Beaucoup des électeurs qui se
sont déplacés ont aussi exprimé le rejet, déjà sensible ces dernières années,
des partis et des politiciens en place. Si quelques personnalités, Martine
Aubry à Lille, Anne Hidalgo à Paris, ont résisté, Collomb à Lyon, les dauphins
de Juppé à Bordeaux et de Gaudin à Marseille ont été battus. Le dégagisme, qui
avait permis à Macron de l’emporter en 2017 face au PS et à LR, a profité cette
fois-ci aux écologistes, souvent à la tête de listes d’alliance aux contours
variables d’une ville à l’autre, mais le plus souvent à gauche, avec des
notables du PS, de la France insoumise, parfois du PCF. Comme Grenoble avant
elles, les villes de Lyon, Bordeaux, Strasbourg, Tours, Annecy ou Besançon
ainsi que la Métropole de Lyon, avec son budget de 3 milliards d’euros, seront
dirigées par des écologistes. Aux yeux de bien des électeurs, en particulier
parmi les cadres et la petite bourgeoisie des quartiers de centre-ville ou ceux
des jeunes électeurs qui se sont déplacés, les écologistes représentent le
renouveau car ils n’ont jamais exercé le pouvoir. La crise sanitaire et les
défaillances qu’elle a révélées, les menaces de plus en plus visibles sur le
climat ou la biodiversité ont poussé dans le même sens, déjà visible lors des
élections européennes de 2019.
Les maires écologistes sont
nouveaux, mais ils ont déjà montré qu’ils étaient rodés dans l’art des
tractations d’appareil, entre les deux tours, pour fusionner les listes.
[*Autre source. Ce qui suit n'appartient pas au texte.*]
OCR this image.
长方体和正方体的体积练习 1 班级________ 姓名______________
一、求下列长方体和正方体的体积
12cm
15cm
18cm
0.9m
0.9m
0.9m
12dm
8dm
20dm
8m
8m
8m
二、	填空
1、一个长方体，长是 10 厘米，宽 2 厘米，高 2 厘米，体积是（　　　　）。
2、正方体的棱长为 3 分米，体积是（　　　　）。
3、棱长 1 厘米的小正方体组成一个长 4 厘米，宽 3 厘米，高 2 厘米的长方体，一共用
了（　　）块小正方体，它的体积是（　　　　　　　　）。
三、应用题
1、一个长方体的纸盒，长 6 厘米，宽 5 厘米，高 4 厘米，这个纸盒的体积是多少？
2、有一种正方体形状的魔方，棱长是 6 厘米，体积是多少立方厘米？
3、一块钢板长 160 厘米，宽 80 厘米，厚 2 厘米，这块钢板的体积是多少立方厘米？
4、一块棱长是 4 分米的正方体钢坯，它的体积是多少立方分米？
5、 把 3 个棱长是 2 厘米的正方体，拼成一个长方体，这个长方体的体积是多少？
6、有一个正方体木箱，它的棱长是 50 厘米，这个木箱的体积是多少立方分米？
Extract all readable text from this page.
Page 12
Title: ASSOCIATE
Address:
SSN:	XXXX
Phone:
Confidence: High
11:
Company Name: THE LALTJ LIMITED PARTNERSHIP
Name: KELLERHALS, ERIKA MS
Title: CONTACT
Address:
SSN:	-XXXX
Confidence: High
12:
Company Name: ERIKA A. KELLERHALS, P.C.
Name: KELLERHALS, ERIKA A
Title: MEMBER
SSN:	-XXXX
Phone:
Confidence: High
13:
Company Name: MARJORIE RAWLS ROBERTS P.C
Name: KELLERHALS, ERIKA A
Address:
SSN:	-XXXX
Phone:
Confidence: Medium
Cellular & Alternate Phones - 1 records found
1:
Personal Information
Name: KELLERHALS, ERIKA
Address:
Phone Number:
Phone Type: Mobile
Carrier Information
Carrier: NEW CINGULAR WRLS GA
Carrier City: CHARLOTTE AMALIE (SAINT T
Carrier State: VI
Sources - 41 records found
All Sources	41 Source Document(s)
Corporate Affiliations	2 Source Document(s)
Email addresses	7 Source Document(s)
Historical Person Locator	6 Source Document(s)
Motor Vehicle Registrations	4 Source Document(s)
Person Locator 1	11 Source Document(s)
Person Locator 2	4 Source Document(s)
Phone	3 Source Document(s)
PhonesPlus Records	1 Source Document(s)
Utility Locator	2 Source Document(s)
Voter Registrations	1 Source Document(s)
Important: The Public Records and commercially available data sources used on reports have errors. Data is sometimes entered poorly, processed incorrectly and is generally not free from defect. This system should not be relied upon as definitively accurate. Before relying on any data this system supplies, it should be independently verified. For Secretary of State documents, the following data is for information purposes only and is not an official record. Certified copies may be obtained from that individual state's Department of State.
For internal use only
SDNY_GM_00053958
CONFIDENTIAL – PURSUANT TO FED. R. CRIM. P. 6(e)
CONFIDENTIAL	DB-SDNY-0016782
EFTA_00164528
Tous
répètent aujourd’hui qu’ils ont été élus uniquement sur la base d’un
« projet commun », mais les accords signés portaient essentiellement
sur la constitution des listes et la répartition des postes dans les exécutifs
municipaux. Ainsi Anne Hidalgo a sauvé son fauteuil de maire de Paris, grâce à
l’accord conclu avec Europe écologie-Les Verts, qui ont obtenu en échange
l’assurance de disposer d’une mairie d’arrondissement qu’ils ne pouvaient
gagner seuls.
La couleur des mairies a donc
changé, mais ceux qui espèrent qu’il en sorte de véritables changements
risquent d’en être pour leurs frais.